For small result checks you could also use printf() in the Kernel code.
Or run only a threadblock of size (1,1) if you are interested in that specific result.
The only way I can think of to get a memcpy to kick off while the kernel is still executing is by submitting an asynchronous memcpy in a different stream than the kernel. (If you use the default APIs for either kernel launch or asynchronous memcpy, the NULL stream will force the two operations to be serialized.)
But because there is no way to synchronize a kernel's execution with a stream, that code would be subject to a race condition. i.e. the copy engine might pull from memory that hasn't yet been written by the kernel.
The person who alluded to mapped pinned memory is into something: if the kernel writes to mapped pinned memory, it is effectively "copying" data to host memory as it finishes processing it. This idiom works nicely, provided the kernel will not be touching the data again.
You can't access GPU memory directly from the host regardless of a kernel is running or not.
If you're talking about copying that memory back to the host before the kernel is finished writing to it, then the answer depends on the compute capability of your device. But all but the very oldest chips can perform data transfers while the kernel is running.
It seems unlikely that you would want to copy memory that is still being updated by a kernel though. You would get some random snapshot of partially finished data. Instead, you might want to set up something where you have two buffers on the device. You can copy one of the buffers while the GPU is working on the other.
Update:
Based on your clarification, I think the closest you can get is using mapped page-locked host memory, also called zero-copy memory. With this approach, values are copied to the host as they are written by the kernel. There is no way to query the kernel to see how much of the work it has performed, so I think you would have to repeatedly scan the memory for newly written values. See section 3.2.4.3, Mapped Memory, in the CUDA Programming Guide v4.2 for a bit more information.
I wouldn't recommend this though.
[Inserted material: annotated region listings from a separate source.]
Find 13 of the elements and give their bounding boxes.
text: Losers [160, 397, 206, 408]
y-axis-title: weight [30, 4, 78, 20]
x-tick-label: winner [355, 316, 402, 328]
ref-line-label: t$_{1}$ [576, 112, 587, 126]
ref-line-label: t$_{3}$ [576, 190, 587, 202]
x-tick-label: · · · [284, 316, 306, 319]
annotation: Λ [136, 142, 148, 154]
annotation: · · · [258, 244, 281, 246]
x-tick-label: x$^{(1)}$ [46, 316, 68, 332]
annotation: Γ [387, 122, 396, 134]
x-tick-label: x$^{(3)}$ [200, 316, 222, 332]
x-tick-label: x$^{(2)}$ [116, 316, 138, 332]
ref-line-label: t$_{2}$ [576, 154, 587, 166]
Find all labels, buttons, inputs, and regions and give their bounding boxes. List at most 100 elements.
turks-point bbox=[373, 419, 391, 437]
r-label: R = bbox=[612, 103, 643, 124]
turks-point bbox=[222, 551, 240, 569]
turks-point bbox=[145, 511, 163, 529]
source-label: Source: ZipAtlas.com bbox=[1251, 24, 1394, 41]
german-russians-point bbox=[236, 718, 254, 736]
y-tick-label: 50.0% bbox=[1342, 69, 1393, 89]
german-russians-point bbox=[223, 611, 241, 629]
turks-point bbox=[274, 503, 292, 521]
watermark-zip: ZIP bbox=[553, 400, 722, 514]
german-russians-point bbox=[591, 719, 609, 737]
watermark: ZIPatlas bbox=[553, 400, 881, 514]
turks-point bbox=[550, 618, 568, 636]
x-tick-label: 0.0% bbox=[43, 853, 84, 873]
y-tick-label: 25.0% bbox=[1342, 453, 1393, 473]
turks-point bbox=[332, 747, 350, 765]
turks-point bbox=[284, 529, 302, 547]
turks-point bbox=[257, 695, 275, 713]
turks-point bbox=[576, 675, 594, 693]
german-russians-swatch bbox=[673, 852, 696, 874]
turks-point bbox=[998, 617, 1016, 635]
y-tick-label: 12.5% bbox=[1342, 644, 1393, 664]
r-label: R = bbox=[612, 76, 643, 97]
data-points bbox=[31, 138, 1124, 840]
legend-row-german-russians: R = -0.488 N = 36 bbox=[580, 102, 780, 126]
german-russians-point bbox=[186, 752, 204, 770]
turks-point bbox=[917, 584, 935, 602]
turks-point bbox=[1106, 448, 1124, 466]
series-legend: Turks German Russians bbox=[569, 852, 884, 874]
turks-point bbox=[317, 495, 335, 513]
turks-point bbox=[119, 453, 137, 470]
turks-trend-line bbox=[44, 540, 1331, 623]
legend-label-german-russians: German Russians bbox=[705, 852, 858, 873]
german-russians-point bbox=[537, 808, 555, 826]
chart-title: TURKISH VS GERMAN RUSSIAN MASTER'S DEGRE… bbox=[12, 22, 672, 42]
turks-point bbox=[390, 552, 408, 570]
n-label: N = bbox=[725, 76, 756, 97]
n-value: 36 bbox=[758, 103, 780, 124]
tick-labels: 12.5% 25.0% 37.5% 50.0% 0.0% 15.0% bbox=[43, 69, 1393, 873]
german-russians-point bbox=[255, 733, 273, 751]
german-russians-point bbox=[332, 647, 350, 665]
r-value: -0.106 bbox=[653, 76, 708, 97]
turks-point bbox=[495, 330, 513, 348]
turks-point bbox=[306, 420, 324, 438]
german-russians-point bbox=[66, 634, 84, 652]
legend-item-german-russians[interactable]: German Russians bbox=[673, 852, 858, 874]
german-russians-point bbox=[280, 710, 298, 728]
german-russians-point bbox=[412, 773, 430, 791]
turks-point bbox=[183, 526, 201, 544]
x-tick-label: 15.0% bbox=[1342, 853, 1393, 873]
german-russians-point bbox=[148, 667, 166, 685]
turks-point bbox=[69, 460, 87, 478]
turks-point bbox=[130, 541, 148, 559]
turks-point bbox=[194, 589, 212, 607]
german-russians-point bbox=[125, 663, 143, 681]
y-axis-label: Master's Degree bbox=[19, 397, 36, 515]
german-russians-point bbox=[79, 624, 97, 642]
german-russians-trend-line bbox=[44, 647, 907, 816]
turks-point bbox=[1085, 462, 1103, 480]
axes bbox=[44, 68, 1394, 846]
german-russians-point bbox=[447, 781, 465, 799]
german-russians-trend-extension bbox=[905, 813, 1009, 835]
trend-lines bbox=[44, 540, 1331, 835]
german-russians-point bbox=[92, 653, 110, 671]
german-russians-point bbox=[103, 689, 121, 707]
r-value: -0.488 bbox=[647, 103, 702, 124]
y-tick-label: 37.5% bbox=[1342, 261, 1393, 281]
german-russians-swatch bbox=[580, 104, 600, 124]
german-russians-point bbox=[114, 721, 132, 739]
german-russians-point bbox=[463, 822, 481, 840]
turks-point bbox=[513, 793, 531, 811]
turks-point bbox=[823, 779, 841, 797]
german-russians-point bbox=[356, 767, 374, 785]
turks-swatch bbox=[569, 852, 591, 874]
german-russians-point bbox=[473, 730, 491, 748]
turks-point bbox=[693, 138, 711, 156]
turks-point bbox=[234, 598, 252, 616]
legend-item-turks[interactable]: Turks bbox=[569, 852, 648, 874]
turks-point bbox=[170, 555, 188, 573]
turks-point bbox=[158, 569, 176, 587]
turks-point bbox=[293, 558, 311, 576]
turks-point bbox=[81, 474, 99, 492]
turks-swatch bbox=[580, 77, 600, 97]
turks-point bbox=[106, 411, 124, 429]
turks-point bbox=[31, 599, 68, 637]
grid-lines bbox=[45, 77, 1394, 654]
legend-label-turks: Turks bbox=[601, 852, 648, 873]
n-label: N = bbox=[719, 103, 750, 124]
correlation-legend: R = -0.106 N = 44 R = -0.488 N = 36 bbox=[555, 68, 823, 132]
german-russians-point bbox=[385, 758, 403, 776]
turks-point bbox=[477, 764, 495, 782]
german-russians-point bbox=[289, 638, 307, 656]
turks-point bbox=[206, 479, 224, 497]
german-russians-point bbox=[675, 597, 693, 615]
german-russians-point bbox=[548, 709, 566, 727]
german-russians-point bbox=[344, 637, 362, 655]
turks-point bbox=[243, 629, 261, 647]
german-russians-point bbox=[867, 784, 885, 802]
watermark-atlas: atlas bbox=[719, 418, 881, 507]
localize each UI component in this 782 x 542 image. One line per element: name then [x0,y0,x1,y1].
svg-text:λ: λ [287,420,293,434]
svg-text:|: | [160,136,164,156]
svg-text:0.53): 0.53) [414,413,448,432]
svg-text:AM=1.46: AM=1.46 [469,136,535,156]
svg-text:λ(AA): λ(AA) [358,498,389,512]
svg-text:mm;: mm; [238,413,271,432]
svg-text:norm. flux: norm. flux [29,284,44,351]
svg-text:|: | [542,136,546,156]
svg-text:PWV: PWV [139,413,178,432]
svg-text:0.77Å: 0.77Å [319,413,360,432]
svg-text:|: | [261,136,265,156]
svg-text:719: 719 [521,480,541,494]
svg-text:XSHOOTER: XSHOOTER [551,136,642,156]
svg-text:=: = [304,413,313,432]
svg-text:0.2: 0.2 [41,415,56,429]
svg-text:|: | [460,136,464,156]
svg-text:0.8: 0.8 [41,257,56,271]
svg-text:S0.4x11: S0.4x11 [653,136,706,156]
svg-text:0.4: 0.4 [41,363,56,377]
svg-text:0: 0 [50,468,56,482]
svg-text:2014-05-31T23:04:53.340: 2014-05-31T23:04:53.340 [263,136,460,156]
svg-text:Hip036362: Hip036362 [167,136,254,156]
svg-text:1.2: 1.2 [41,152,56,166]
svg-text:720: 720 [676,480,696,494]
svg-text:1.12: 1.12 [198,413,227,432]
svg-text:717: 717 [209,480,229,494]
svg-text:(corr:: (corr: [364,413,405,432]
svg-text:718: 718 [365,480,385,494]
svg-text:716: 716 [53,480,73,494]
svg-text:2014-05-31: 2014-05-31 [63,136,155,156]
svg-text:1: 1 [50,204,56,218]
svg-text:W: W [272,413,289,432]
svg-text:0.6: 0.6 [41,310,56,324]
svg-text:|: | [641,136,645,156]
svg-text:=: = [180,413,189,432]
Unless you have some very unusual requirements, there is likely to be a better way to accomplish your task.
It is possible, but there's no guarantee as to the contents of the memory you retrieve in such a way, since you don't know what the progress of the kernel is.
What you're trying to achieve is to overlap data transfer and execution. That is possible through the use of streams. You create multiple CUDA streams, and queue a kernel execution and a device-to-host cudaMemcpy in each stream. For example, put the kernel that fills the location "0" and cudaMemcpy from that location back to host into stream 0, kernel that fills the location "1" and cudaMemcpy from "1" into stream 1, etc. What will happen then is that the GPU will overlap copying from "0" and executing "1". Check CUDA documentation, it's documented somewhere (in the best practices guide, I think).